During the last half year, there has been several bugs related to C++ file streams, e.g., std::ifstream. Most bugs have been resolved by adding calls to ios::clear to clear the error state of the stream, or similar fixes. Other bugs were fixed by using C FILE instead.

Why, why, why, is file I/O so hard to implement in a reliable way in C++? I haven't done much work with files in C, but the things I've done work well. Same thing with python. Java's file I/O is just a joke (why do I need three classes to read a file?), but at is more reliable than C++.

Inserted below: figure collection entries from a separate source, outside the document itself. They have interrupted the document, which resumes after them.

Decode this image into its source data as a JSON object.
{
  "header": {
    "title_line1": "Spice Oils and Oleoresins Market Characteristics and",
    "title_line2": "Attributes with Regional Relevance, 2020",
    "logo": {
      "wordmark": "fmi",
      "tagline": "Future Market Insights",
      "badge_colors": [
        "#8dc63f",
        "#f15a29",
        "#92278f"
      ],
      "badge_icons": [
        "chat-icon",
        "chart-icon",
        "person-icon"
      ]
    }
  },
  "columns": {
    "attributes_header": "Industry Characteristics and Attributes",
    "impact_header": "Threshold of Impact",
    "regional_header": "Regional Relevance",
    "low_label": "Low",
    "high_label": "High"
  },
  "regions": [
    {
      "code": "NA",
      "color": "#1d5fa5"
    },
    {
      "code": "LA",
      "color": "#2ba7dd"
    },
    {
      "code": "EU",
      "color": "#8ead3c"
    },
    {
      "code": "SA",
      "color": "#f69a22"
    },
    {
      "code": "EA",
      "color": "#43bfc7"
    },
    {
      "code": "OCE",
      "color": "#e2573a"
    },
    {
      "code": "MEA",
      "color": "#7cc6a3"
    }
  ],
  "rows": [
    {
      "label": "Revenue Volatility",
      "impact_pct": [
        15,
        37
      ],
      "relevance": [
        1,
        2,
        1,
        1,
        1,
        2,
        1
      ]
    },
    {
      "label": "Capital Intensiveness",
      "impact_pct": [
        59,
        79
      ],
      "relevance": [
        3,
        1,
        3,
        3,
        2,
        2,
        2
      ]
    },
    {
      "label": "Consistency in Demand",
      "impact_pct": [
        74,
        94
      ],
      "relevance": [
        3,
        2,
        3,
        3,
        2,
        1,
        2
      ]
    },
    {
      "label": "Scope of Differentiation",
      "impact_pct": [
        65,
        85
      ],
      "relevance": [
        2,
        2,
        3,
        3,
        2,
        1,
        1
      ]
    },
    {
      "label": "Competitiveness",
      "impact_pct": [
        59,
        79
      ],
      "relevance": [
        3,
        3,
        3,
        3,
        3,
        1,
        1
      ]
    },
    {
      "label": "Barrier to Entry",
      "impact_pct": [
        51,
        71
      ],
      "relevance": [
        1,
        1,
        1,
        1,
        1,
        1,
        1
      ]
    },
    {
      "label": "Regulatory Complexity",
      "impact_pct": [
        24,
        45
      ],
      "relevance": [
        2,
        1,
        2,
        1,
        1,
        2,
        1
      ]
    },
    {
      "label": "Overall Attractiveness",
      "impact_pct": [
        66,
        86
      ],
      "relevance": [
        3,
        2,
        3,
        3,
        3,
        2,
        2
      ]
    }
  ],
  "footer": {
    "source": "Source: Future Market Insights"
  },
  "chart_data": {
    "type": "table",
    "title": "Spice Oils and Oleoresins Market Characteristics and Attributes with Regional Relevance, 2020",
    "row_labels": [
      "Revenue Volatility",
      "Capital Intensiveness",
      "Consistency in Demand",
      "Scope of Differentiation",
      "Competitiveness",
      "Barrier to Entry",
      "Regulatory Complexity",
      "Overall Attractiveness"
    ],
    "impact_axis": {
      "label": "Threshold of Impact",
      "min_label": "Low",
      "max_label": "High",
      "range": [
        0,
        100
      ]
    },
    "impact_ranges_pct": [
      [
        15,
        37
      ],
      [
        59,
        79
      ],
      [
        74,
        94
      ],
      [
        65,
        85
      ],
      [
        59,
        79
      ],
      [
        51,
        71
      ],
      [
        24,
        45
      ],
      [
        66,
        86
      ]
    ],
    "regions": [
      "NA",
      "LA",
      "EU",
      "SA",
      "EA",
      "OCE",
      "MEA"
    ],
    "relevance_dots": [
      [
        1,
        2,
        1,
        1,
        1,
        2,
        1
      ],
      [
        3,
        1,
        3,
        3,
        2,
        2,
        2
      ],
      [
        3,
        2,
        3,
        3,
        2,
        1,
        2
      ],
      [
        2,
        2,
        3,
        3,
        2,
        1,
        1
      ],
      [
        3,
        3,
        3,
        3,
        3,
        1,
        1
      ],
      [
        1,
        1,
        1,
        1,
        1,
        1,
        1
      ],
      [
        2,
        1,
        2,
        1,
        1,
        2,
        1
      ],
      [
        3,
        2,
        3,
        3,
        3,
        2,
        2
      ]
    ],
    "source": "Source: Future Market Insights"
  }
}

Think twice before I use std::fstream again. You code might be fine on implementation of the C++ standard library, but will fail on another. Sad.

3 comments:

Frank Jacobs said...

Thanks for the post.

Java's file I/O is just a joke (why do I need three classes to read a file?

I can see what you mean. In terms of lines of code, the extra levels result in extra lines of code when it seems like it should be a one-liner.

But, the Java I/O API does come in handy. Having File distinct from Reader/InputStream makes it easy to design code that isn't dependent on files. Say I write a class that does some I/O, I can have it's input provided via a Reader or InputStream (instead of a File).
This leads to a good unit test as the test can provide something in memory like ByteArrayInputStream for input. Sure, if the input was a File, the test could give it a File. But, then you end up with a unit test that isn't as fast to execute due to file I/O. And, the unit test starts to look more like an integration test.

So, I guess maybe it's the good with the bad here: flexibility traded for a few more lines of code.

Torgny said...

You are right, of course. InputStreams and Readers do make it possible to write unit-tests without having to resort to direct file access.

However, I fail to see the reason why it needs to more complicated than the python equivalent (open in production code and StringIO in tests).

Sure, sometimes you need very fine-grained control over how data is written (e.g, what kind of buffering). And in those cases Java's solution is perfect. But that's the exception -- not the common case (in my experience). In most cases you just want to get the data...

I guess what I'm saying is flexibility traded for a few more lines of code must be complemented with a simple way of doing the simple things.

Thank you for your comment!

Frank Jacobs said...

Good points.

...the python equivalent (open in production code and StringIO in tests)

Yeah, that seems like a nice, simple approach. I like that.

Thanks for the response!